When those slot receivers ran outside, the OLB’s ran with them, giving us good, aggressive coverage in the flats and freeing up the CB’s to play aggressive coverage on the outside:

Because those OLB’s are out wide in coverage, our fourth pass rusher (if we use one) will be an ILB (either Mike/ML or Will/WL):

OK, so we can get our 4-man rush, and we’ve found a way to defend the flats. That’s nice, but it also opens us up to some new problems. Now, because those OLB’s have widened, they’re more vulnerable to getting beat to the inside:

This is a new problem that we’ve created by pulling our OLB’s to the outside, and we need an adjustment to make sure that we don’t get killed by it.

Changing up the Blitzer

Above, when we talked about switching between plain Cover-4 and 4-Robber, I mentioned that changing your coverage requires a change in alignment. This alignment change, unfortunately, makes it easy for the QB to tell when you’ve made an adjustment. If your SLB is lined up to the inside, then you’re in plain Cover-4:

If your SLB is lined up to the outside, then you’re in 4-Robber:

The SLB has to line up in different places to be able to carry out his different assignments, and so his alignment gives the QB a useful key.

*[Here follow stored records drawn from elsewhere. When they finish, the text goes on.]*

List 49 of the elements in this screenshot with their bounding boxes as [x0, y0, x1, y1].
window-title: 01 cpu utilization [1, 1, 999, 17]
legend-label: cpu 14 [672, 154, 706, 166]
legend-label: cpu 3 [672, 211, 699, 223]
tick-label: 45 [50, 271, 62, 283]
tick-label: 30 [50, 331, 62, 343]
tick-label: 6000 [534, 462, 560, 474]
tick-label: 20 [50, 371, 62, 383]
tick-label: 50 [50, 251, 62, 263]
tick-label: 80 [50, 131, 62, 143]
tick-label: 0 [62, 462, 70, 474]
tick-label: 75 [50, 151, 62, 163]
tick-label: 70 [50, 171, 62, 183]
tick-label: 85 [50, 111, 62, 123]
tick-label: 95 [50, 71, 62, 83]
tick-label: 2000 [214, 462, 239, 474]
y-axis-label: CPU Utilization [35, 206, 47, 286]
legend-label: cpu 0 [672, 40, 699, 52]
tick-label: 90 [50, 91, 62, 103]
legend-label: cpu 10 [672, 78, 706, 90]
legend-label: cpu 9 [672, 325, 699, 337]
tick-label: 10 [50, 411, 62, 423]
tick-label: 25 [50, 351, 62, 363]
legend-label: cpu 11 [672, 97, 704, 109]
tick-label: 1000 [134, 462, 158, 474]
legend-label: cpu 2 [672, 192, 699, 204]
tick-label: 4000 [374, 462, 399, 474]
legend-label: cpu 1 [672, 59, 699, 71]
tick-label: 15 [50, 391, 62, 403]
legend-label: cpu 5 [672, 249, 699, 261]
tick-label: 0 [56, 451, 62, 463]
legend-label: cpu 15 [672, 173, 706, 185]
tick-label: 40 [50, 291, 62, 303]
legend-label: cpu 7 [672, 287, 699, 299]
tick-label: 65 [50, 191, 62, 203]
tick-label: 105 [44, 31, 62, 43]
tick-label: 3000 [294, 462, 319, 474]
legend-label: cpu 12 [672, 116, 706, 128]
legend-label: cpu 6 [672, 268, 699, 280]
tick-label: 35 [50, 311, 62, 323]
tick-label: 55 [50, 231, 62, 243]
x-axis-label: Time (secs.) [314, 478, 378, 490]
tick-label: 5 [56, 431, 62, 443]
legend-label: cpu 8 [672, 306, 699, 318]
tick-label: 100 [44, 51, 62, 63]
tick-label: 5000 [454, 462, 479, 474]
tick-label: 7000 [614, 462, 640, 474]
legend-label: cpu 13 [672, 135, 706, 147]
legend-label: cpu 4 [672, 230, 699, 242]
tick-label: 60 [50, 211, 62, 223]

In DeRuyter’s 3-4, on the other hand, we don’t have to change anyone’s alignment to make coverage adjustments. Instead of changing our LB’s alignment, we can just change up who the blitzer is. If we want to play wide and take away the flat, then we can blitz an ILB and leave the OLB’s in coverage:

If, on the other hand, we need to take away the inside, then we can keep the exact same pre-snap alignment, but blitz a different LB:

In this last diagram, the slot receiver (Y) runs a slant, and the Will (WL) is sitting inside in perfect position to defend it. We’ve changed our coverage by changing the blitzer, but we’ve done it without changing anybody’s alignment and tipping off the QB that something new is coming. In this way, by playing a 3-4 and having flexibility in terms of who our fourth pass rusher will be, we can keep our coverage adjustments hidden until after the snap. The 3-4 gives us this kind of versatility, and fits well with DeRuyter’s desire to constantly mess with the QB’s reads.